3 thoughts on “I can’t & I’m sorry: the thoughts before suicide

  1. Love, love this and I love you for having the courage to write this. People are so uncomfortable talking about depression and they don’t realize how trivializing their comments feels, even sometimes from other people who feels like they’ve been there. The nature of depression is to be alone inside your head. No one has been alone in my head. You can’t tell me my pain will go away or whatever circumstances may have triggered a bad spell could have been worse; what does “it could be worse” mean when you’re in the very worst place you’ve ever experienced? Then I just feel crazy and like I’m overreacting. Anyway, I’m babbling. You know this. Thanks for your perspective and all the ways you’ve helped me through the “I can’t” days.

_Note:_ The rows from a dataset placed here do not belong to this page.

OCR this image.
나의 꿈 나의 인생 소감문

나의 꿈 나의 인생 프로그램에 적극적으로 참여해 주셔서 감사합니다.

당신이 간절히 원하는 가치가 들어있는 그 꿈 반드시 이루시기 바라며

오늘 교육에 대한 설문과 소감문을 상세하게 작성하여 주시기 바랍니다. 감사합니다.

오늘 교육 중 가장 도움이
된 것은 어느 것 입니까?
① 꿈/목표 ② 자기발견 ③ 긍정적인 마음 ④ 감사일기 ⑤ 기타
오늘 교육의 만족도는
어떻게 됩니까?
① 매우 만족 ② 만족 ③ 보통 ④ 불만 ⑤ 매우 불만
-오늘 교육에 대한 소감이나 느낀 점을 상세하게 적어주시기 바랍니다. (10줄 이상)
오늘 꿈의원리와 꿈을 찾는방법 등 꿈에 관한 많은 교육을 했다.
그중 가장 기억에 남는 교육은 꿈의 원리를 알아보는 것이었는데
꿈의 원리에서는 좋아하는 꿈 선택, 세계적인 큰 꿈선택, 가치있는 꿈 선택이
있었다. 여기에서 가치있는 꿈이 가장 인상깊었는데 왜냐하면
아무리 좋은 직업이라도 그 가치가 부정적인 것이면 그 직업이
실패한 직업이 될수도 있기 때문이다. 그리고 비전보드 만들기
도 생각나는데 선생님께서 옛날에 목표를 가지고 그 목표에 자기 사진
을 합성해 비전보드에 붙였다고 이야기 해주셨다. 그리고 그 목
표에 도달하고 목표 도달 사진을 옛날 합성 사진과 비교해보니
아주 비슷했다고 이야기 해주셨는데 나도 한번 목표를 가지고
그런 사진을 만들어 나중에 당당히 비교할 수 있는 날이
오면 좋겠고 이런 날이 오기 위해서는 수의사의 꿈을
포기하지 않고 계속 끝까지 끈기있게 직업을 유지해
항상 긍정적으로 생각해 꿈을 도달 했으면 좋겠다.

  2. Wow! You are truely breathtakingly beautiful for sure.I am not depressed but have several people as friends who are.I tell them through my kindness of love and words that even if you do choose to end your life I’m always still going to love you no matter what and never judge you for your actions.Its all to easy to try and make a suicidal depressed human being feel guilty by saying dont be selfish, or you have so much to live for ,what about this and what about that.That person is more than aware of this stuff and if you try to fight or challenge them on this you are actually making the situation even worse.I love my friends with my everything and will stand up and voice it even after the fact if they choose to end their life.Its not attention they are craving just support and true understanding of how they are bloody feeling on the inside and in their brain.People need to stop pretending to understand something they really know nothing about.I think it takes a real Gifted human to truely understand the real reasoning to depression.Sufferers don’t just wake up and decide I might feel down today because of the bloody weather.Its in their whole bodily soul and I can assure you that unless you are depressed or mentalily ill you have no idea what’s happening at all.All I know is that I love my beautiful friends and always will.I listen to them and tell them I love you and your a beautiful person no matter what’s going on and you can call me and I will be there for you any time of the day your not a bloody burden or annoying to me at all.When I watch the movie Love actually I look at the sister who gives up love for her brother and think Wow! This to selfish non understanding people of depression means nothing and they don’t respond to that part of the movie but I do because my friends need more people like that in their lives. A lot of people dismiss this as just a faze or it will pass or they just want attention.Get your negative no it all comments away from me and my friends because we deserve better than your rubbish comments.I love you for sharing your private and personal battle with me and everyone else who gets to read it to.Thankyou and you are in my thoughts and I love you.God Bless you.Mary.